How do these two devices work?
> > Moving on to the general Dublex experiment, I don't really see > > anything magically special about roots. The inventory of > > a language's morphological or etymological roots tends to be > > rather accidental -- accidents of history. > > Exactly. And with an engineered language you don't want accidents but you > want to systematically develop the most productive system you can. > > > > They don't represent > > semantic primitives or anything truly elemental to the cognitive > > structures underlying language. > > No, that's not a goal at all, and I would shudder that someone in the future > would ever claim Dublex's efficiency on this score somehow reflective of how > our brains work. > > > > Hence although your Dublex goal interests me by virtue of > > being an engelanging exercise, its specific goal is not one I > > myself think worthwhile to the world at large. > > Well, I did ask you for your opinion. :-)

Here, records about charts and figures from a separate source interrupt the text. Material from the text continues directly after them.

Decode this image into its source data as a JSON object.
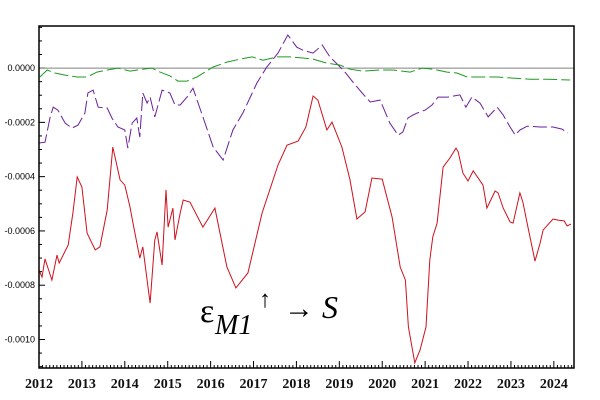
{
  "chart_data": {
    "type": "line",
    "title": "",
    "xlabel": "",
    "ylabel": "",
    "xlim": [
      2012,
      2024.47
    ],
    "ylim": [
      -0.001105,
      0.000155
    ],
    "grid": false,
    "reference_line": {
      "y": 0,
      "color": "#808080"
    },
    "xticks": [
      "2012",
      "2013",
      "2014",
      "2015",
      "2016",
      "2017",
      "2018",
      "2019",
      "2020",
      "2021",
      "2022",
      "2023",
      "2024"
    ],
    "yticks": [
      {
        "value": 0,
        "label": "0.0000"
      },
      {
        "value": -0.0002,
        "label": "-0.0002"
      },
      {
        "value": -0.0004,
        "label": "-0.0004"
      },
      {
        "value": -0.0006,
        "label": "-0.0006"
      },
      {
        "value": -0.0008,
        "label": "-0.0008"
      },
      {
        "value": -0.001,
        "label": "-0.0010"
      }
    ],
    "annotation": {
      "symbol": "ε",
      "subscript": "M1",
      "arrow_up": "↑",
      "arrow_right": "→",
      "target": "S"
    },
    "series": [
      {
        "color": "#d0101c",
        "style": "solid",
        "points": [
          [
            2012.0,
            -0.000744
          ],
          [
            2012.07,
            -0.00077
          ],
          [
            2012.14,
            -0.000703
          ],
          [
            2012.3,
            -0.000781
          ],
          [
            2012.42,
            -0.000689
          ],
          [
            2012.47,
            -0.000718
          ],
          [
            2012.68,
            -0.000652
          ],
          [
            2012.79,
            -0.000534
          ],
          [
            2012.89,
            -0.000401
          ],
          [
            2013.0,
            -0.000438
          ],
          [
            2013.12,
            -0.000608
          ],
          [
            2013.31,
            -0.00067
          ],
          [
            2013.42,
            -0.000659
          ],
          [
            2013.59,
            -0.000523
          ],
          [
            2013.72,
            -0.000291
          ],
          [
            2013.89,
            -0.000412
          ],
          [
            2014.0,
            -0.000431
          ],
          [
            2014.12,
            -0.000512
          ],
          [
            2014.19,
            -0.000571
          ],
          [
            2014.35,
            -0.0007
          ],
          [
            2014.42,
            -0.000659
          ],
          [
            2014.59,
            -0.000866
          ],
          [
            2014.7,
            -0.000633
          ],
          [
            2014.75,
            -0.000604
          ],
          [
            2014.87,
            -0.000726
          ],
          [
            2014.96,
            -0.000449
          ],
          [
            2015.01,
            -0.000586
          ],
          [
            2015.12,
            -0.000516
          ],
          [
            2015.17,
            -0.000633
          ],
          [
            2015.29,
            -0.000534
          ],
          [
            2015.36,
            -0.000486
          ],
          [
            2015.52,
            -0.000494
          ],
          [
            2015.82,
            -0.000586
          ],
          [
            2016.1,
            -0.000516
          ],
          [
            2016.38,
            -0.000733
          ],
          [
            2016.59,
            -0.00081
          ],
          [
            2016.87,
            -0.000755
          ],
          [
            2017.2,
            -0.000534
          ],
          [
            2017.57,
            -0.000357
          ],
          [
            2017.78,
            -0.000284
          ],
          [
            2018.04,
            -0.000269
          ],
          [
            2018.22,
            -0.000217
          ],
          [
            2018.39,
            -0.000103
          ],
          [
            2018.5,
            -0.000118
          ],
          [
            2018.71,
            -0.000228
          ],
          [
            2018.83,
            -0.000199
          ],
          [
            2019.06,
            -0.000291
          ],
          [
            2019.25,
            -0.000412
          ],
          [
            2019.41,
            -0.000556
          ],
          [
            2019.6,
            -0.00053
          ],
          [
            2019.76,
            -0.000405
          ],
          [
            2020.0,
            -0.000409
          ],
          [
            2020.23,
            -0.000549
          ],
          [
            2020.42,
            -0.000733
          ],
          [
            2020.54,
            -0.000781
          ],
          [
            2020.61,
            -0.000954
          ],
          [
            2020.76,
            -0.001086
          ],
          [
            2020.88,
            -0.001039
          ],
          [
            2021.02,
            -0.000954
          ],
          [
            2021.11,
            -0.000707
          ],
          [
            2021.18,
            -0.000622
          ],
          [
            2021.28,
            -0.000571
          ],
          [
            2021.42,
            -0.000365
          ],
          [
            2021.58,
            -0.000331
          ],
          [
            2021.72,
            -0.000295
          ],
          [
            2021.77,
            -0.000309
          ],
          [
            2021.88,
            -0.000387
          ],
          [
            2022.0,
            -0.000416
          ],
          [
            2022.12,
            -0.000379
          ],
          [
            2022.35,
            -0.000431
          ],
          [
            2022.44,
            -0.000516
          ],
          [
            2022.63,
            -0.000453
          ],
          [
            2022.7,
            -0.00046
          ],
          [
            2022.82,
            -0.000516
          ],
          [
            2022.98,
            -0.000567
          ],
          [
            2023.05,
            -0.000571
          ],
          [
            2023.21,
            -0.00046
          ],
          [
            2023.28,
            -0.000494
          ],
          [
            2023.4,
            -0.000589
          ],
          [
            2023.56,
            -0.000711
          ],
          [
            2023.68,
            -0.000645
          ],
          [
            2023.75,
            -0.000597
          ],
          [
            2023.98,
            -0.000556
          ],
          [
            2024.1,
            -0.00056
          ],
          [
            2024.24,
            -0.000563
          ],
          [
            2024.31,
            -0.000582
          ],
          [
            2024.4,
            -0.000575
          ]
        ]
      },
      {
        "color": "#6a1f9a",
        "style": "dashed",
        "points": [
          [
            2012.0,
            -0.000276
          ],
          [
            2012.14,
            -0.000273
          ],
          [
            2012.26,
            -0.00018
          ],
          [
            2012.33,
            -0.000144
          ],
          [
            2012.44,
            -0.000155
          ],
          [
            2012.61,
            -0.000203
          ],
          [
            2012.77,
            -0.000221
          ],
          [
            2012.91,
            -0.00021
          ],
          [
            2013.07,
            -0.000166
          ],
          [
            2013.14,
            -9.2e-05
          ],
          [
            2013.26,
            -8.1e-05
          ],
          [
            2013.38,
            -0.000144
          ],
          [
            2013.59,
            -0.000147
          ],
          [
            2013.7,
            -0.000184
          ],
          [
            2013.84,
            -0.000217
          ],
          [
            2014.0,
            -0.000228
          ],
          [
            2014.07,
            -0.000295
          ],
          [
            2014.17,
            -0.000203
          ],
          [
            2014.28,
            -0.000184
          ],
          [
            2014.35,
            -0.000254
          ],
          [
            2014.42,
            -9.2e-05
          ],
          [
            2014.52,
            -0.000129
          ],
          [
            2014.59,
            -0.000107
          ],
          [
            2014.7,
            -0.00018
          ],
          [
            2014.87,
            -8.1e-05
          ],
          [
            2015.05,
            -9.2e-05
          ],
          [
            2015.17,
            -0.000136
          ],
          [
            2015.29,
            -0.000136
          ],
          [
            2015.45,
            -0.000107
          ],
          [
            2015.59,
            -7.4e-05
          ],
          [
            2015.82,
            -0.00018
          ],
          [
            2016.06,
            -0.000291
          ],
          [
            2016.29,
            -0.000339
          ],
          [
            2016.52,
            -0.000228
          ],
          [
            2016.75,
            -0.000166
          ],
          [
            2017.08,
            -5.5e-05
          ],
          [
            2017.31,
            4e-06
          ],
          [
            2017.57,
            5.5e-05
          ],
          [
            2017.8,
            0.000122
          ],
          [
            2018.01,
            7.7e-05
          ],
          [
            2018.15,
            6.6e-05
          ],
          [
            2018.39,
            5.5e-05
          ],
          [
            2018.6,
            8.5e-05
          ],
          [
            2018.78,
            4.1e-05
          ],
          [
            2019.09,
            -7e-06
          ],
          [
            2019.32,
            -5.2e-05
          ],
          [
            2019.53,
            -9.2e-05
          ],
          [
            2019.72,
            -0.000125
          ],
          [
            2019.95,
            -0.000118
          ],
          [
            2020.18,
            -0.000203
          ],
          [
            2020.37,
            -0.000247
          ],
          [
            2020.48,
            -0.000236
          ],
          [
            2020.6,
            -0.000184
          ],
          [
            2020.72,
            -0.000173
          ],
          [
            2020.81,
            -0.000166
          ],
          [
            2021.0,
            -0.000155
          ],
          [
            2021.16,
            -0.000136
          ],
          [
            2021.3,
            -0.000107
          ],
          [
            2021.53,
            -0.000107
          ],
          [
            2021.81,
            -9.9e-05
          ],
          [
            2021.95,
            -0.000144
          ],
          [
            2022.09,
            -0.000107
          ],
          [
            2022.28,
            -0.000129
          ],
          [
            2022.47,
            -0.00018
          ],
          [
            2022.68,
            -0.000144
          ],
          [
            2022.82,
            -0.000173
          ],
          [
            2022.98,
            -0.000217
          ],
          [
            2023.1,
            -0.000247
          ],
          [
            2023.21,
            -0.000228
          ],
          [
            2023.38,
            -0.000214
          ],
          [
            2023.68,
            -0.000217
          ],
          [
            2023.98,
            -0.000217
          ],
          [
            2024.19,
            -0.000225
          ],
          [
            2024.33,
            -0.000239
          ]
        ]
      },
      {
        "color": "#1f9a1f",
        "style": "dashed",
        "points": [
          [
            2012.02,
            -3.3e-05
          ],
          [
            2012.19,
            -7e-06
          ],
          [
            2012.37,
            -1.8e-05
          ],
          [
            2012.61,
            -2.6e-05
          ],
          [
            2012.89,
            -3.3e-05
          ],
          [
            2013.12,
            -3.3e-05
          ],
          [
            2013.35,
            -1.5e-05
          ],
          [
            2013.59,
            -7e-06
          ],
          [
            2013.84,
            0.0
          ],
          [
            2014.12,
            -1.1e-05
          ],
          [
            2014.42,
            -4e-06
          ],
          [
            2014.63,
            0.0
          ],
          [
            2014.82,
            -1.5e-05
          ],
          [
            2015.05,
            -2.9e-05
          ],
          [
            2015.24,
            -4.8e-05
          ],
          [
            2015.45,
            -4.8e-05
          ],
          [
            2015.68,
            -3.3e-05
          ],
          [
            2016.06,
            4e-06
          ],
          [
            2016.38,
            2.2e-05
          ],
          [
            2016.69,
            3.3e-05
          ],
          [
            2016.97,
            4.1e-05
          ],
          [
            2017.22,
            2.9e-05
          ],
          [
            2017.55,
            4.1e-05
          ],
          [
            2017.85,
            4.1e-05
          ],
          [
            2018.15,
            3.7e-05
          ],
          [
            2018.39,
            3.3e-05
          ],
          [
            2018.71,
            1.8e-05
          ],
          [
            2019.02,
            1.1e-05
          ],
          [
            2019.25,
            -4e-06
          ],
          [
            2019.55,
            -1.1e-05
          ],
          [
            2019.95,
            -7e-06
          ],
          [
            2020.25,
            -7e-06
          ],
          [
            2020.65,
            -1.5e-05
          ],
          [
            2020.93,
            0.0
          ],
          [
            2021.18,
            -4e-06
          ],
          [
            2021.51,
            -1.5e-05
          ],
          [
            2021.74,
            -1.8e-05
          ],
          [
            2021.98,
            -3.3e-05
          ],
          [
            2022.28,
            -3.3e-05
          ],
          [
            2022.68,
            -3.3e-05
          ],
          [
            2023.05,
            -3.7e-05
          ],
          [
            2023.45,
            -4.1e-05
          ],
          [
            2023.84,
            -4.1e-05
          ],
          [
            2024.38,
            -4.4e-05
          ]
        ]
      }
    ]
  }
}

I hadn't properly apprehended the goal of Dublex. You normally just present it as a 400-root compound-rich language. But now that I realize its real goal is to be an optimal language for beginner readers, I can appreciate it much better.
> It is certainly not of interest > to the world at large. Reasons I think it is of interest to the *conlang* > world at large: > - For artlangers, with very little work the system can suggest thousands of > new compounds, which they can adopt on a case by case basis into their > language. > - For engelangers, they can expand or contract the system. So if improving > concision is a goal, they can identify the 200 most used compounds in the > lexicon and expand the root system to have 600 roots, which would yield > shorter words in their language. If minimalizing the lexicon is a goal > (there are a number of ~100-word languages out there) they can work on that > as well by rephrasing Dublex roots as compounds in their reduced set. I > think the system could be very helpful for a developing a briefscript, as I > e-mailed Ray Brown earlier. > - For auxlangers, well, I know that one auxlanger is using the lexicon to > introduce the most apt of its compounds into his IAL, which primarily uses > derivational affixes of very broad ranges of meaning. > - Conlangers of all sorts looking to generate word lists often turn to Word > Net, Roget's Thesaurus or the Universal Language Dictionary for creating > unique roots. Up until now there hasn't been a useful list for generating > derivational lexicons.
I agree with all of this, especially if a high degree of quality-control is pre-applied to the lexicon, to ensure a high degree of aptness. For my own conlanging, the 400 roots are an irrelevance, but a list of high quality compounds could be quite useful. --And.